Premier coup d'oeil à la couverture : bleu électrique, tranche de gâteau au chocolat et au citron, on s'en lèche les babines ! Alors, on se saisit du livre et on commence à le déguster. Et oui, c'est un délicieux moment de lecture que nous offre La singulière tristesse du gâteau au citron d'Aimée Bender.
Le jour de ses neuf ans, Rose Edelstein goûte une part de son gâteau d'anniversaire : nouvelle recette, nouveaux goûts. Il est délicieux, ce gâteau eu chocolat et au citron, délicieux mais aussi avec un drôle de goût. En effet, il a un goût de manque, de vide ! 

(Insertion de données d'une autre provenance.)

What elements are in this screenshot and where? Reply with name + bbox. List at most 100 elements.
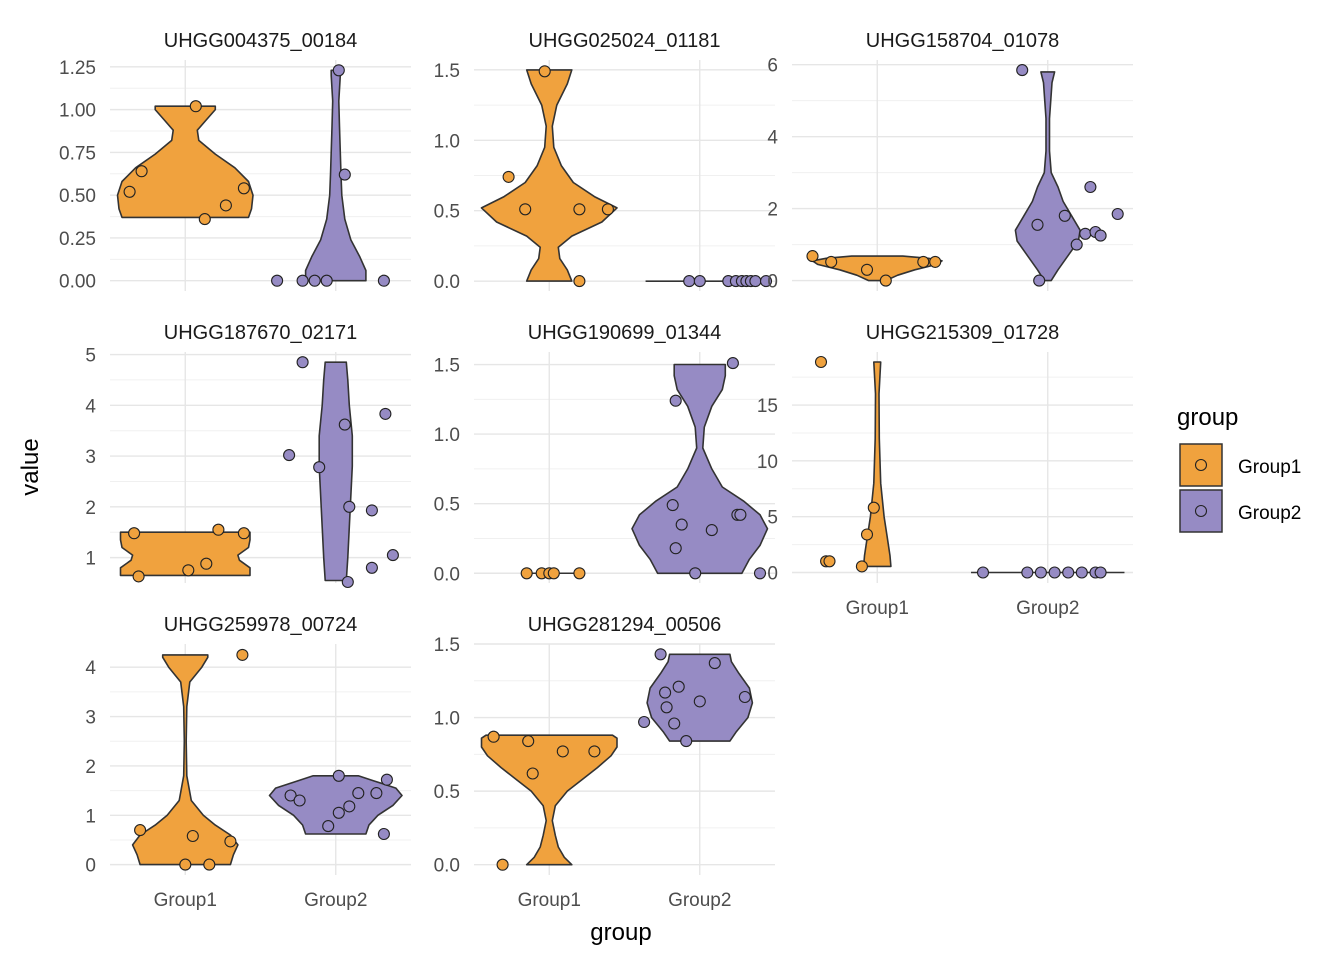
- violin-group1: [480, 69, 618, 282]
- data-point-group1: [132, 570, 145, 583]
- y-tick-label: 2: [85, 757, 96, 778]
- y-tick-label: 0.50: [59, 186, 96, 207]
- data-point-group2: [669, 394, 682, 407]
- y-tick-label: 0.5: [434, 202, 460, 223]
- y-tick-label: 1.25: [59, 58, 96, 79]
- data-point-group2: [668, 717, 681, 730]
- data-point-group1: [203, 858, 216, 871]
- legend-label: Group1: [1238, 457, 1301, 478]
- y-tick-label: 0: [85, 856, 96, 877]
- data-point-group2: [672, 680, 685, 693]
- data-point-group2: [332, 806, 345, 819]
- data-point-group1: [855, 560, 868, 573]
- data-point-group1: [219, 199, 232, 212]
- violin-group1: [116, 105, 254, 219]
- data-point-group2: [675, 518, 688, 531]
- data-point-group2: [638, 715, 651, 729]
- data-point-group1: [134, 824, 147, 837]
- violin-group1: [119, 531, 251, 577]
- legend-label: Group2: [1238, 503, 1301, 524]
- y-tick-label: 6: [767, 56, 778, 77]
- data-point-group2: [666, 499, 679, 512]
- x-tick-label: Group1: [154, 890, 217, 911]
- facet-title: UHGG190699_01344: [528, 322, 721, 344]
- data-point-group1: [186, 829, 199, 843]
- data-point-group2: [343, 800, 356, 813]
- y-tick-label: 0.5: [434, 782, 460, 803]
- y-tick-label: 1.5: [434, 356, 460, 377]
- data-point-group1: [860, 528, 874, 541]
- y-tick-label: 1.5: [434, 61, 460, 82]
- y-tick-label: 4: [767, 128, 778, 149]
- facet-title: UHGG025024_01181: [529, 30, 721, 52]
- data-point-group2: [332, 64, 345, 77]
- data-point-group2: [683, 275, 696, 288]
- data-point-group2: [1094, 566, 1107, 579]
- data-point-group1: [823, 555, 836, 568]
- data-point-group2: [343, 500, 356, 513]
- y-tick-label: 0.0: [434, 564, 460, 585]
- data-point-group2: [753, 567, 767, 580]
- y-tick-label: 0: [767, 564, 778, 585]
- y-tick-label: 4: [85, 396, 96, 417]
- data-point-group1: [182, 564, 195, 577]
- violin-group2: [268, 775, 403, 835]
- y-tick-label: 0.5: [434, 495, 460, 516]
- data-point-group2: [338, 168, 351, 181]
- data-point-group2: [689, 567, 702, 580]
- y-tick-label: 15: [757, 396, 778, 417]
- facet-title: UHGG281294_00506: [528, 614, 721, 636]
- data-point-group1: [860, 263, 874, 276]
- violin-group2: [1014, 71, 1081, 282]
- y-tick-label: 0.00: [59, 272, 96, 293]
- data-point-group1: [237, 182, 250, 195]
- panel-3: 0 2 4 6 UHGG158704_01078: [767, 30, 1133, 293]
- data-point-group1: [502, 170, 515, 183]
- data-point-group2: [726, 357, 739, 370]
- violin-group2: [304, 69, 367, 282]
- data-point-group1: [556, 745, 569, 758]
- facet-title: UHGG187670_02171: [164, 322, 357, 344]
- data-point-group2: [1034, 566, 1047, 579]
- facet-title: UHGG158704_01078: [866, 30, 1059, 52]
- y-tick-label: 0.0: [434, 272, 460, 293]
- panel-7: 0 1 2 3 4 UHGG259978_00724 Group1 Group2: [85, 614, 411, 911]
- violin-group1: [862, 361, 892, 568]
- data-point-group1: [237, 527, 250, 540]
- data-point-group1: [929, 255, 942, 268]
- y-tick-label: 4: [85, 658, 96, 679]
- y-axis-title: value: [17, 438, 44, 495]
- data-point-group2: [680, 735, 693, 748]
- data-point-group2: [338, 418, 351, 431]
- y-tick-label: 1.00: [59, 101, 96, 122]
- y-tick-label: 1: [85, 549, 96, 570]
- data-point-group2: [365, 504, 378, 517]
- data-point-group1: [588, 745, 601, 758]
- data-point-group2: [293, 794, 306, 807]
- data-point-group1: [487, 730, 500, 743]
- data-point-group1: [224, 835, 237, 848]
- y-tick-label: 0.75: [59, 143, 96, 164]
- data-point-group2: [659, 686, 672, 699]
- data-point-group2: [1021, 566, 1034, 579]
- y-tick-label: 1: [85, 806, 96, 827]
- data-point-group2: [332, 769, 345, 782]
- data-point-group1: [547, 567, 560, 580]
- facet-title: UHGG259978_00724: [164, 614, 357, 636]
- data-point-group2: [660, 701, 673, 714]
- data-point-group1: [825, 255, 838, 268]
- panel-1: 0.00 0.25 0.50 0.75 1.00 1.25 UHGG004375_00184: [59, 30, 411, 293]
- data-point-group2: [1094, 229, 1107, 242]
- data-point-group2: [341, 575, 354, 589]
- panel-5: 0.0 0.5 1.0 1.5 UHGG190699_01344: [434, 322, 775, 585]
- panel-4: 1 2 3 4 5 UHGG187670_02171: [85, 322, 411, 589]
- data-point-group1: [867, 501, 880, 514]
- data-point-group1: [123, 185, 136, 198]
- data-point-group2: [1111, 207, 1124, 221]
- legend-point-group1: [1194, 458, 1208, 472]
- y-tick-label: 0.0: [434, 856, 460, 877]
- data-point-group2: [1016, 64, 1029, 77]
- data-point-group1: [189, 100, 202, 113]
- y-tick-label: 10: [757, 452, 778, 473]
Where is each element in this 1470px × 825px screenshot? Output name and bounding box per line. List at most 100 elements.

Patatras, Rose découvre, ce jour-là, qu'elle a le don de ressentir les émotions de ceux qui confectionnent plats et aliments ! Des sentiments de désespoir aux sentiments amoureux, la palette est grande mais, parfois, c'est très gênant ! Au risque d'en perdre le goût de la nourriture et de la vie, et, en tous les cas, de ne pas pouvoir regarder les autres sans les connaître plus qu'ils ne pensent.....C'est ainsi qu'elle découvre la double vie de Lane, sa mère, mais est aussi capable de découvrir que les ouvriers qui ont cueilli les oranges sont exploités. Ce n'est pas de tout repos ! 
Rose grandit, apprend tant bien que mal à vivre avec son don particulier, cherche à mieux comprendre son drôle de frère Joseph (qui, lui aussi, est doté d'un pouvoir embarrassant), découvre les premiers émois amoureux, brûle d'admiration pour le si brillant George ..... et n'en finit pas de porter un regard aigu sur la cellule familiale.
Un angle d'attaque original pour peindre la vie d'une famille ordinaire et écorner l'image d'épinal de la famille idéale.L'auteur peu à peu nous fait basculer d'un univers réel à une univers plus fantastique car, chez les Edelstein, ils sont plusieurs à être pourvus de pouvoirs embarrassants (un odorat surpuissant, la capacité de se fondre dans le décor au point d'y disparaître...). Une roman que l'on dévore même si l'on aurait souhaité que l'histoire de Joseph soit plus fouillée.